Hallux (Big Toe) Limitus & Rigidus Series
Part 5B – 1st Ray Cutout and 1st Met Cutout
Now we will look at the 4 parts of the First Ray structure, then see which modification is better for Hallux Limitus and Rigidus.
1. First Metatarsal Bone:
– The longest and largest metatarsal in the foot
– Primary weight-bearing bone in the forefoot, with a central role in push-off during the gait cycle
2. First Cuneiform Bone:
-One of three cuneiform bones on the medial side of the foot
– It forms a joint with the first metatarsal, called the first metatarsocuneiform joint which allows for slight dorsiflexion and plantarflexion of the First Ray
– The first cuneiform also articulates (connects) with the navicular bone, contributing to the overall stability and flexibility of the medial arch
3. First Metatarsophalangeal (MTP) Joint:
– Where the first metatarsal meets the proximal phalanx of the big toe (hallux).
– A hinge joint that allows flexion and extension during walking and a key role in the propulsive phase of gait
– Hallux Rigidus or Hallux Limitus can occur when there is limited motion at the first MTP joint due to degenerative arthritis, inflammation, or joint deformity
4. Ligaments and Tendons Involved in the First Ray:
– Plantar (bottom of foot) ligaments (such as the plantar metatarsocuneiform ligament) help stabilize the joint.
– Flexor tendons (like the flexor hallucis longus) aid in plantarflexion of the big toe during toe-off
– Extensor tendons (particularly the extensor hallucis longus) allow for dorsiflexion of the big toe (this is essential for proper gait mechanics)

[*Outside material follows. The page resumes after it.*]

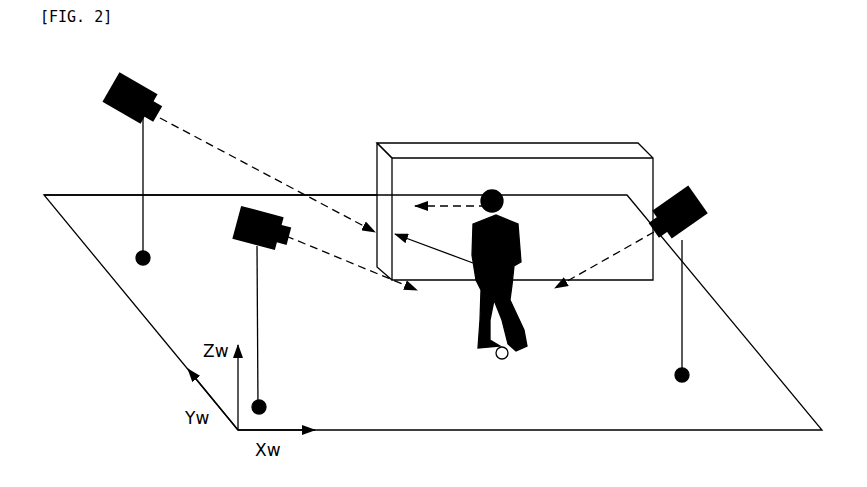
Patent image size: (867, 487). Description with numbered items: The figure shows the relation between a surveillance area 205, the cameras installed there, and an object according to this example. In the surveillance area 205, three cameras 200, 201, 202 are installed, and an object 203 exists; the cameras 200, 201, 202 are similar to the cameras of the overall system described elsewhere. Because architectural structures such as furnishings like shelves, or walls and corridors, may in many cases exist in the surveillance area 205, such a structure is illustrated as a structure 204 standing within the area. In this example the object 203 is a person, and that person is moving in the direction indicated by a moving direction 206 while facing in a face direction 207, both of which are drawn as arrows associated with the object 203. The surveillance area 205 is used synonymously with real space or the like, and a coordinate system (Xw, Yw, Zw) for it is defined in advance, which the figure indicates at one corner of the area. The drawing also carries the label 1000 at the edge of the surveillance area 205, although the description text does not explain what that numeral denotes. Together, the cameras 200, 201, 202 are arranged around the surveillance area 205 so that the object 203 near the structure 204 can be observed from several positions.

– Medial and lateral collateral ligaments of the first MTP joint help stabilize the joint during movement
Now that we know modifications and the First Ray structure, which modification is better for Hallux Limitus or Hallux Rigidus?
-1st Met Cutout is generally the better choice for Hallux Limitus or Hallux Rigidus because it directly offloads the first metatarsal and first MTP joint, addressing the issue of pain and limited dorsiflexion.
-1st Ray Cutout might also be helpful in cases where First Ray instability or excessive pronation is contributing to the condition. Therefore, this would be more suitable if there are other problems in the surrounding areas like First Ray dysfunction or hypermobility since it covers a broader area.